Est-ce que messieurs de la commission n’appellent pas intimidation—l’action d’obliger un employé par la peur de perdre sa place;—un débiteur par la peur des poursuites, à voter autrement qu’ils ne veulent?—vrai, je ne suis pas satisfait de cette définition de l’intimidation.

«Là se borne, messieurs, l’examen des quatre griefs imputés par M. Floret à l’administration, dans une des séances du mois d’août dernier. Passons à la discussion des trois faits reprochés à M. Floret dans la même séance, en réponse à ses accusations.»

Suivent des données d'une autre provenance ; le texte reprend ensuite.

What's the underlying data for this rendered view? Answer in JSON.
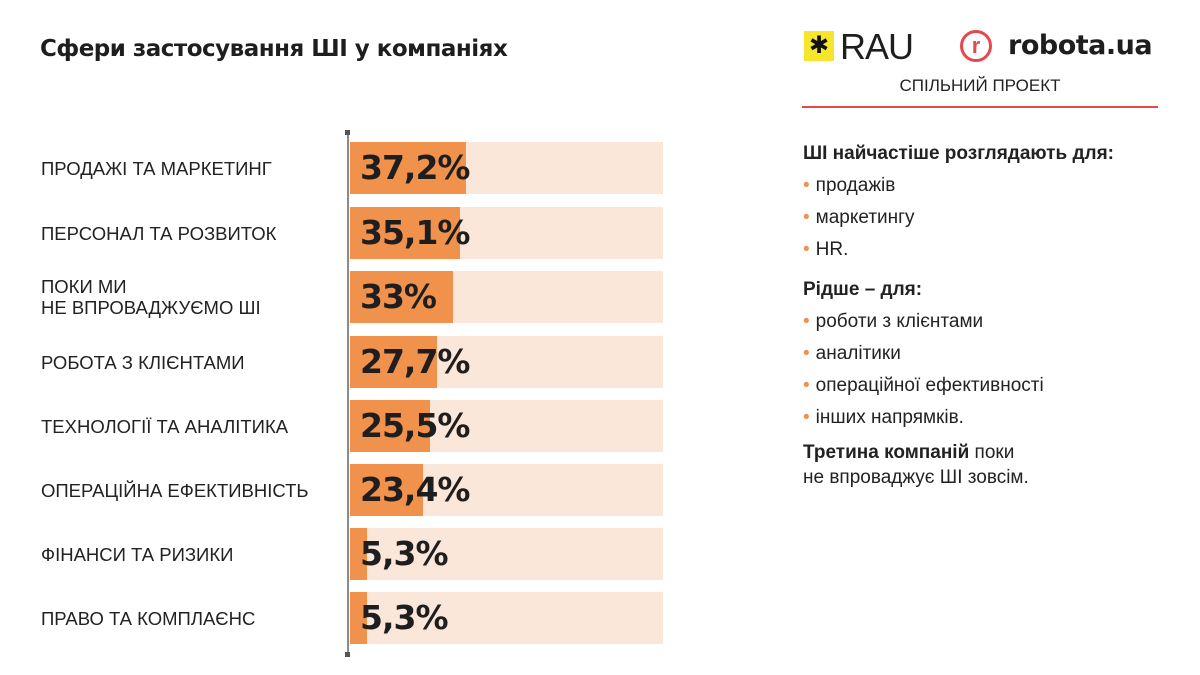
{
  "title": "Сфери застосування ШІ у компаніях",
  "logos": {
    "rau": "RAU",
    "robota": "robota.ua",
    "robota_mark": "r",
    "joint": "СПІЛЬНИЙ ПРОЕКТ"
  },
  "colors": {
    "fill": "#f0924c",
    "track": "#fbe6da",
    "accent": "#e8474c"
  },
  "chart_data": {
    "type": "bar",
    "orientation": "horizontal",
    "title": "Сфери застосування ШІ у компаніях",
    "categories": [
      "ПРОДАЖІ ТА МАРКЕТИНГ",
      "ПЕРСОНАЛ ТА РОЗВИТОК",
      "ПОКИ МИ\nНЕ ВПРОВАДЖУЄМО ШІ",
      "РОБОТА З КЛІЄНТАМИ",
      "ТЕХНОЛОГІЇ ТА АНАЛІТИКА",
      "ОПЕРАЦІЙНА ЕФЕКТИВНІСТЬ",
      "ФІНАНСИ ТА РИЗИКИ",
      "ПРАВО ТА КОМПЛАЄНС"
    ],
    "values": [
      37.2,
      35.1,
      33,
      27.7,
      25.5,
      23.4,
      5.3,
      5.3
    ],
    "labels": [
      "37,2%",
      "35,1%",
      "33%",
      "27,7%",
      "25,5%",
      "23,4%",
      "5,3%",
      "5,3%"
    ],
    "xlim": [
      0,
      100
    ],
    "unit": "%"
  },
  "side": {
    "h1": "ШІ найчастіше розглядають для:",
    "list1": [
      "продажів",
      "маркетингу",
      "HR."
    ],
    "h2": "Рідше – для:",
    "list2": [
      "роботи з клієнтами",
      "аналітики",
      "операційної ефективності",
      "інших напрямків."
    ],
    "final_bold": "Третина компаній",
    "final_rest1": " поки",
    "final_rest2": "не впроваджує ШІ зовсім."
  }
}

Comme nous l’avions remarqué,—quatre faits contre l’administration, trois faits seulement contre M. Floret.—M. Floret est vertueux; mais voici quelque chose à quoi, j’en suis sûr, personne ne s’attend, c’est qu’après le développement des jolies choses que je viens de vous dire en abrégé,—la commission ravie—s’écrie en finissant:

«Conservons précieusement cet esprit constitutionnel; il y va de tout notre avenir.»

Voilà de ces choses qu’on n’oserait pas inventer.

Le lendemain, la Chambre n’a pas été de l’avis de la commission,—elle a, il est vrai, annulé l’élection de M. Pauwels,—mais elle a également mis à néant celle de M. Floret.—Au moment où nous mettons sous presse, on ne sait pas encore ce qu’il sera fait de M. Allier.